11 vies en péril : le défi des eaux de la Manche face aux migrants

Dans une journée marquée par plusieurs interventions urgentes, onze personnes ont été sauvées dans les flots de la Manche ce samedi. Ces migrants, qui tentaient d’atteindre l’Angleterre à bord d’embarcations précaires et souvent surchargées, ont été recueillis par des équipes terrestres après avoir été confrontés à des situations critiques.

Les secours ont eu lieu en plusieurs phases : vers 3 heures du matin près de Dunkerque, trois personnes ont trouvé refuge ; quelques heures plus tard, dans les eaux voisines de Dieppe, deux migrants ont été secourus par des équipes normandes. Enfin, vers 10 heures au large d’Hardelot (Pas-de-Calais), six individus ont également été évacués avant d’être transférés sur terre.

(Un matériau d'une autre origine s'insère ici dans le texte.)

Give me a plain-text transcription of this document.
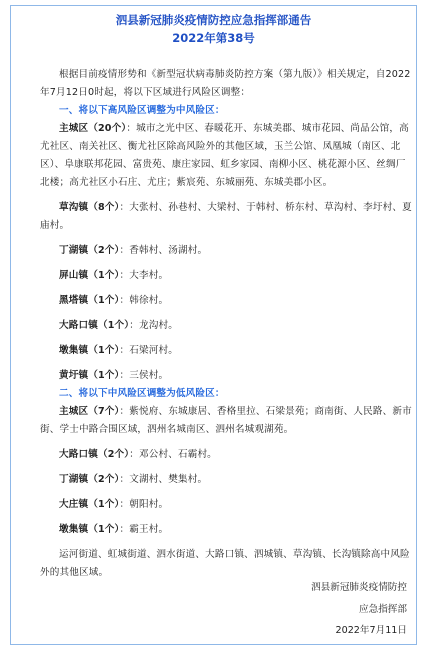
泗县新冠肺炎疫情防控应急指挥部通告
2022年第38号

根据目前疫情形势和《新型冠状病毒肺炎防控方案（第九版）》相关规定，自2022年7月12日0时起，将以下区域进行风险区调整：

一、将以下高风险区调整为中风险区：

主城区（20个）：城市之光中区、春暖花开、东城美郡、城市花园、尚品公馆，高尤社区、南关社区、衡尤社区除高风险外的其他区域，玉兰公馆、凤凰城（南区、北区）、阜康联邦花园、富贵苑、康庄家园、虹乡家园、南柳小区、桃花源小区、丝绸厂北楼；高尤社区小石庄、尤庄；紫宸苑、东城丽苑、东城美郡小区。

草沟镇（8个）：大张村、孙巷村、大梁村、于韩村、桥东村、草沟村、李圩村、夏庙村。

丁湖镇（2个）：香韩村、汤湖村。

屏山镇（1个）：大李村。

黑塔镇（1个）：韩徐村。

大路口镇（1个）：龙沟村。

墩集镇（1个）：石梁河村。

黄圩镇（1个）：三侯村。

二、将以下中风险区调整为低风险区：

主城区（7个）：紫悦府、东城康居、香格里拉、石梁景苑；商南街、人民路、新市街、学士中路合围区域，泗州名城南区、泗州名城观湖苑。

大路口镇（2个）：邓公村、石霸村。

丁湖镇（2个）：文湖村、樊集村。

大庄镇（1个）：朝阳村。

墩集镇（1个）：霸王村。

运河街道、虹城街道、泗水街道、大路口镇、泗城镇、草沟镇、长沟镇除高中风险外的其他区域。

泗县新冠肺炎疫情防控
应急指挥部
2022年7月11日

Selon la préfecture maritime, les personnes en question avaient refusé l’aide des secours français jusqu’à ce que leur situation devienne extrêmement urgente. « Les embarcations en usage sont systématiquement fragiles et dépassent leurs limites de sécurité », explique une source officielle. « Nous ne pouvons pas imposer à ces personnes d’utiliser des dispositifs de sauvetage sans garantir leur sécurité face au risque immédiat de naufrage ».

Pour assurer la protection des secours, le CROSS Gris-Nez a mobilisé plusieurs unités : les navires Seaowl Minck et Ridens, le patrouilleur Flamant, le remorqueur VB Abeille Normandie ainsi que le bâtiment Argonaute. Ces moyens ont permis d’éviter des scénarios plus graves.

Le préfet maritime rappelle avec force : « Ce secteur maritimes est l’un des plus risqués au monde, même lorsque la surface de l’eau semble calme. Toute tentative de traverser sans mesures préventives peut entraîner des conséquences irréversibles ».